Saturday morning sex talk

 

Not the appropriate time, you might think, for a discussion about sex. Or maybe it is. Who knows. Funny, that was the prevailing theme of the talk I’d arranged at Walnut Creek Library, within its Las Trampas room, overlooking Broadway street. It was a bright, sunny early fall morning today. Few showed up—only four—to discuss an article in the latest issue of The Therapist, which rather decried the sex addiction treatment industry, which I was looking to promote.

Sort of.

One of my gigs is with a small agency in WC called Impulse Treatment Center, which for thirty years has provided group therapy for men primarily, who struggle with sexual behaviors that disrupt their lives: porn use, prostitution, visiting strip clubs, sexual massage establishments, and so on–behaviors that fit a distinctly masculine stereotype. In theory, there are female sex addicts also, but how they are manifesting is one of the unanswered questions blocking the admission of a sex addiction-like diagnosis into the APA’s Diagnostic Standards Manual (DSM-V)
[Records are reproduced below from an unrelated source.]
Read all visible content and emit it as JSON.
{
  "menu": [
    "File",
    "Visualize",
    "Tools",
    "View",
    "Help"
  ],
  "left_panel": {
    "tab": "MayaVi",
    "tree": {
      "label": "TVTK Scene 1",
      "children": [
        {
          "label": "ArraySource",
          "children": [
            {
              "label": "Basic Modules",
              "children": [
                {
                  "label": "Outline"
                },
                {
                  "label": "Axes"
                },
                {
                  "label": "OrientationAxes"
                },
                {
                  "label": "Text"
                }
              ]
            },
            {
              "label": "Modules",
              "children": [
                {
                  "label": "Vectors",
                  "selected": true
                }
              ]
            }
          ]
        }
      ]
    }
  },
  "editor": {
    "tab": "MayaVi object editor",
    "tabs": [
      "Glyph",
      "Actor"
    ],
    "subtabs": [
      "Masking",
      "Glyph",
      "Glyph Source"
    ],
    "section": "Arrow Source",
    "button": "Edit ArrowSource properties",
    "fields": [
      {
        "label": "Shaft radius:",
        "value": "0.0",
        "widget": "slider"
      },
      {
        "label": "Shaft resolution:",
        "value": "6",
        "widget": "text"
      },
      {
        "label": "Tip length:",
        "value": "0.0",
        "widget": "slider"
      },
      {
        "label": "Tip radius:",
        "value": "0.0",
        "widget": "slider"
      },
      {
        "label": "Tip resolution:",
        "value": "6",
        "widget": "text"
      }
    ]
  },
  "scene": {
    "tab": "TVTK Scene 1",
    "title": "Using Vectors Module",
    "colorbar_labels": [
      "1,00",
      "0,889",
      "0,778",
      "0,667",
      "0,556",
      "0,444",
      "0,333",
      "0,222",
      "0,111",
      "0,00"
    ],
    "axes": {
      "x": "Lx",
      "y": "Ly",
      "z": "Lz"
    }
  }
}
I passed out some assessment tools that are used in intake processes, referring to the Sexual Addiction Screening Test (SAST) as designed and (somewhat) evolved by Patrick Carnes over the last twenty years, but focusing on a new tool called the HBI-19. This Hypersexual Disorder Inventory tool, designed by researchers at UCLA, aims less at a list of behaviors as it does an individual’s internal experience of sexual activity. The specific behaviors that are commonly associated with sex addiction are not even indicated on the HBI-19, inclining the observer to consider a more subjective understanding of a problem.

Unlike some, I’ve no problem with this, for it seems to me that assessing addiction based upon criteria of specified behaviors, or the frequency of said behaviors, misses the point of assessment. Currently, and all too often, addiction is determined via an externalized focus. What do I mean? I mean that addiction (and therefore treatment) tends to be considered when individuals cross certain thresholds: when they’ve broken the law, or been discovered by a spouse or partner—when they’ve been exposed, which presumably constitutes the loss of control watershed that so many cite as their hitting bottom experience.

Others might assert that problems exist because sexual behaviors cause conflict with values, thus leading to depression, low esteem, and social isolation. A recognition of these factors is promising as far as treatment is concerned. The more an individual’s motivation is internal—that is, not defined or mandated by others—the more available an individual is for an authentic therapy experience, whether that episode is with an individual practitioner or a group of peers.

Yet the internal motivation of those seeking care is precisely what is being attacked in some quarters. Jay Blevins, the author (or editor—it’s not clear) of the article “How concepts of sex and porn addiction are failing our clients”, asserts that “sex negative forces” (what a term!) in the sex addiction treatment field, headed by the likes of Carnes, incorporate scare tactics about ‘unsafe’ practices, and moral judgements derived from religious values, which further a homophobic (but not anti-male?) social agenda.

Blevins makes a good point that the purported medical consequences of extensive porn use (such as erectile disorder) are not supported by scientific data, but the term addiction was never intended to be used as a medical term—for that we have the term dependence. Addiction is a cultural term, drawing attention to a psychological or–as the 12-step community asserts–a spiritual problem. Whether personal distress is generated from an internal examination versus an oppressive assimilation of institutional mores, as people like Blevins assert: that’s for each person to decide.